Who is worthy of governing? When should authority be questioned and obeyed? Is concentrated power destined to be corrupted? This article utilizes Thomas Hobbes’ Leviathan (1651) to explore these questions and more.
Renounced British philosopher Thomas Hobbes deeply reflected on a time without government; an era which he called “the State of Nature.” He believed that a “dissolute condition of masterless men, without subjection to Lawes, and a coercive Power to tye their hands from rapine, and revenge” would make impossible all of the underlying security upon which comfortable, sociable, civilized life depends. He famously asserted in Leviathan (1651), that there would be “no place for industry, because the fruit thereof is uncertain; and consequently no culture of the earth … and which is worst of all, continual fear, and danger of violent death; And the life of man, solitary, poor, nasty, brutish, and short.” Hobbes’ quintessential work, Leviathan (1651), asserted that humankind requires a large state (or Leviathan) to organize a civilized society. He claimed that this state must be powerful and absolutist to be useful in guiding the population. Without such coercive powers, he believed, humanity would be doomed to eternal warfare in the State of Nature.
Thomas Hobbes is also known for championing the social contract theory, which asserts that codes of social morality ascend from a free, self-interested, and rational population. He believed that such a society would quickly realize the benefits of cooperation rather than competition, prompting them to create social contracts that ultimately benefit those involved. An individual’s morality, Hobbes asserted, is determined by their adherence to the social contract, which they agreed to by benefiting from the system. Hobbes believed that, beyond these criteria, morality is subjective and varies across cultures and societies. In this sense, Hobbes’ social contract theory is more than a social and political philosophy – it is a moral one as well. Such beliefs hold many dire implications, primarily of human nature and authority.
Firstly, it implies that humans are unable to naturally cooperate and behave rationally in a social context without a coercive force such as a state. However, perhaps Hobbes’ notion of contractarianism could also lead one to the opposite conclusion; that humanity is capable of rational social organization based on social responsibility rather than force. Perhaps a population that embraces rationality and cooperation could craft a social contract powerful enough to minimize the importance of a coercive state. If such organization is possible and humankind is indeed capable of sophisticated self-governance, then the existence of absolutist powers is not only unnecessary but destructive. Unfortunately, there have been few modern societies unaffected by coercive power structures to study what an advanced society would look like without such influence. Hobbes would cite the tumultuous State of Nature as what society would resemble without a powerful state.
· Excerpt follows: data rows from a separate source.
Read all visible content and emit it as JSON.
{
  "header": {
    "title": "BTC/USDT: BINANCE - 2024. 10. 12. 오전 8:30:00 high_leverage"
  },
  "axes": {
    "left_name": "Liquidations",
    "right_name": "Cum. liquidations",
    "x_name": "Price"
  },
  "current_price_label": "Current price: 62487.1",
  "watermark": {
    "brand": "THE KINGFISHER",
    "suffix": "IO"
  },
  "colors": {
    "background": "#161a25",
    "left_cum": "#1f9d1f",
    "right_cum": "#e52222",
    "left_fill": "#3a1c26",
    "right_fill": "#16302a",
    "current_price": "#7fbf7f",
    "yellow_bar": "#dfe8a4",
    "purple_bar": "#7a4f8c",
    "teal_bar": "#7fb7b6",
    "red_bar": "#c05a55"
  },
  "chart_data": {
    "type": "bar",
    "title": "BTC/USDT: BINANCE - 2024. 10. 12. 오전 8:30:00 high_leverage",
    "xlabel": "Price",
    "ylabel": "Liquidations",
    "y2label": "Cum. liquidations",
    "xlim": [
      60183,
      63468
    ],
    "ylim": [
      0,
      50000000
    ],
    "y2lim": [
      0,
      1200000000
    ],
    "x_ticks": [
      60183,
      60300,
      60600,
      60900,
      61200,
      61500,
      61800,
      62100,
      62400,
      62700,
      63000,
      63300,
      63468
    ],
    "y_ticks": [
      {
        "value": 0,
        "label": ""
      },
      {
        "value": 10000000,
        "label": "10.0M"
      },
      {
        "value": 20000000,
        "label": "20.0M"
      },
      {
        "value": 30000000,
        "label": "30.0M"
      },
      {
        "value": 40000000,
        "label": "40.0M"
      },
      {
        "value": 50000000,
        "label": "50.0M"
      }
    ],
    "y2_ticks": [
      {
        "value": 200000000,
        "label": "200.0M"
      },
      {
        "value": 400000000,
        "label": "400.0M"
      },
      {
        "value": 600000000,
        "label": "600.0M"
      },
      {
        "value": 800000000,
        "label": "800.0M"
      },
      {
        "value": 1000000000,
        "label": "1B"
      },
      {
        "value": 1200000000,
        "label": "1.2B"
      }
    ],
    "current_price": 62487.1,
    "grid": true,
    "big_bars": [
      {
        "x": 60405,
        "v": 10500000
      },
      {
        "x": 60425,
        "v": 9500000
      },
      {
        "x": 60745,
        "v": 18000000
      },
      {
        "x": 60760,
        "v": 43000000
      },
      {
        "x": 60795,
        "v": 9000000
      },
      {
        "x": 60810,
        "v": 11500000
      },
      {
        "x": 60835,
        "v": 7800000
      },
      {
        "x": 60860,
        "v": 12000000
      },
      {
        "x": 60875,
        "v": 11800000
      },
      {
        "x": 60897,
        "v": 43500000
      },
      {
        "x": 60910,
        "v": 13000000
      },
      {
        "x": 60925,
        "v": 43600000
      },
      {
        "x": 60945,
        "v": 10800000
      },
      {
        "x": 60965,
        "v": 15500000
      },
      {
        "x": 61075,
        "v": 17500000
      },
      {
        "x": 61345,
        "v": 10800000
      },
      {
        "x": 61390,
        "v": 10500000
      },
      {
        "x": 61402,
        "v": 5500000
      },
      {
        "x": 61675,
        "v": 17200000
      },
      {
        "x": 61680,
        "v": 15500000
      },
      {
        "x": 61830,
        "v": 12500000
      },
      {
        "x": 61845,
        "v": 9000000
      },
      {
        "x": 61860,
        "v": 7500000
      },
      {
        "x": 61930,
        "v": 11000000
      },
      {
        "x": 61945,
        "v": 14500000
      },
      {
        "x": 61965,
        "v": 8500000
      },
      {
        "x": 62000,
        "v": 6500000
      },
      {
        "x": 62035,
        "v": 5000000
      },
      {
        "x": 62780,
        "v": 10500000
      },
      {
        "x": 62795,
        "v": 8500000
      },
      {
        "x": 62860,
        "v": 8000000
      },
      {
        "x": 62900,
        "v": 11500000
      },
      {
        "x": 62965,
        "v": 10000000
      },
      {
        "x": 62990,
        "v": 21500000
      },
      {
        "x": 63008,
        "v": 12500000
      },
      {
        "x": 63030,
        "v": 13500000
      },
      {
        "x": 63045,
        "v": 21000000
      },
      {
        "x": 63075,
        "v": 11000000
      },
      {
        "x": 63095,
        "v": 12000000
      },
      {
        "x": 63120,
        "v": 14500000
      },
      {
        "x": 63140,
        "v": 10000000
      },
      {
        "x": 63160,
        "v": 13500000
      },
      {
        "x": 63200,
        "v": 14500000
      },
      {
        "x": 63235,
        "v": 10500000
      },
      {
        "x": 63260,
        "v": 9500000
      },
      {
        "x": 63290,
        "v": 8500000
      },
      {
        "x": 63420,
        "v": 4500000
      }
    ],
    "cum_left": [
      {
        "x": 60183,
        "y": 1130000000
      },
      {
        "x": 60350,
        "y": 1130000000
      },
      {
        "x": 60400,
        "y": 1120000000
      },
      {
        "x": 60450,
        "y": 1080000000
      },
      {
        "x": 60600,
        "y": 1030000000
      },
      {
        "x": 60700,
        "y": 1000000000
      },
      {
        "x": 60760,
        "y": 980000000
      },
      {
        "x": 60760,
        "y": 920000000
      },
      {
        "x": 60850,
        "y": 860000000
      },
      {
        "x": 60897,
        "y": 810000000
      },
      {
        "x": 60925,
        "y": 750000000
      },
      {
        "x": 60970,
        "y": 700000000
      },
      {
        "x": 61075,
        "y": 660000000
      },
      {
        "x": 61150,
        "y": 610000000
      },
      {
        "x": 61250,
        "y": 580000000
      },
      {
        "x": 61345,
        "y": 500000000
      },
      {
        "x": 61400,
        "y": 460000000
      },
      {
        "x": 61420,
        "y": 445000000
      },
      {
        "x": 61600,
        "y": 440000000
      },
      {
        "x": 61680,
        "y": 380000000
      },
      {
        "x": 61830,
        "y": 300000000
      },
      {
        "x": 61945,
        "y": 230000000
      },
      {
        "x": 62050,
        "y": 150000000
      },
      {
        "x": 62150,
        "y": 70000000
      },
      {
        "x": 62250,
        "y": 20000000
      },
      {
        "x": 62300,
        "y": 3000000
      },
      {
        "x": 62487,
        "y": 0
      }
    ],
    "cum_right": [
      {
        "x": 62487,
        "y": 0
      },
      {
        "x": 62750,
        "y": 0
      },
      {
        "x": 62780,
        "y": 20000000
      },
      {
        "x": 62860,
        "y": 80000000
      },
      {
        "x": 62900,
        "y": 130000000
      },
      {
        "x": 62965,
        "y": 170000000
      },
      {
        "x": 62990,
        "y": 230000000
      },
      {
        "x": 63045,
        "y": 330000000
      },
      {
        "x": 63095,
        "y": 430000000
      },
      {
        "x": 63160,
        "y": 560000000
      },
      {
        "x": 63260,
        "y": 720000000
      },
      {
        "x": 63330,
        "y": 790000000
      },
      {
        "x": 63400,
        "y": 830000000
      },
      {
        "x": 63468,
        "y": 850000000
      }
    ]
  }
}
Hobbes’ pessimistic perception of human nature is the foundation of his theories, though a differing position on this one issue could quickly turn his arguments against the authoritarian state.
Secondly, Hobbes’ theories assume that governments will structure society in a way that is beneficial to those who inherit their contract. When a centralized authority makes decisions, the outcome often reflects the interests of whoever is in power – interests which usually contradict that of the public. Although Hobbes does note that individuals are only obligated to contracts which benefit them, the ability to reject or sign contracts is usually near impossible due to the powers of authority. For example, although Hobbes would likely agree that slaves should reject a social agreement that dehumanizes them, slaves ultimately lack a choice because of the force implemented by an authority to keep them in their subhuman social position.
The Contractarian’s rebuttal would likely mention the benefits that citizens receive for sacrificing their freedom to such powers. For example, we may be forced to surrender taxes and labor in a state-capitalist society, but that could be argued as what enables our collective ability to drive on roads and purchase goods. There is certainly validity in this argument, although only if the public is consistently assessing if their requirements are reasonable for the benefits they receive. When a population is forced to devote a majority of their time and labor for basic survival, the structures of power are not in the public favor. Situations such as these exemplify the problems with assuming that structures of power will remain serving the people, especially when authority is consolidated among such a small group.
Ultimately, Hobbes would likely agree that no forms of authority, governmental or economic, are self-justified; those holding power must continuously prove themselves to be in the interests of the public to maintain legitimately. Unfortunately, by the time powers become tyrannical, the people are often already too powerless to revolt. Keeping these lessons in mind, we must consistently question whether contemporary power structures current meet these criteria for legitimacy, whether we devote a reasonable amount of labor to business and government to justify the rewards which we currently yield. Such questions are often met with either revolutionary rhetoric or passionate disregard; both distract our ability to purely and logically question these concepts. If Hobbes’ philosophy is to endure the future of Western ideology positively, we must remain vigilant of the contracts we adhere to, as well as the structures of power that dictate our lives and behavior. Social arrangements are the undeniable foundation of a cooperative society; whether they necessitate powerful institutions to enforce is a question that will undoubtedly continue to be pondered, debated, and tested for the rest of foreseeable human civilization.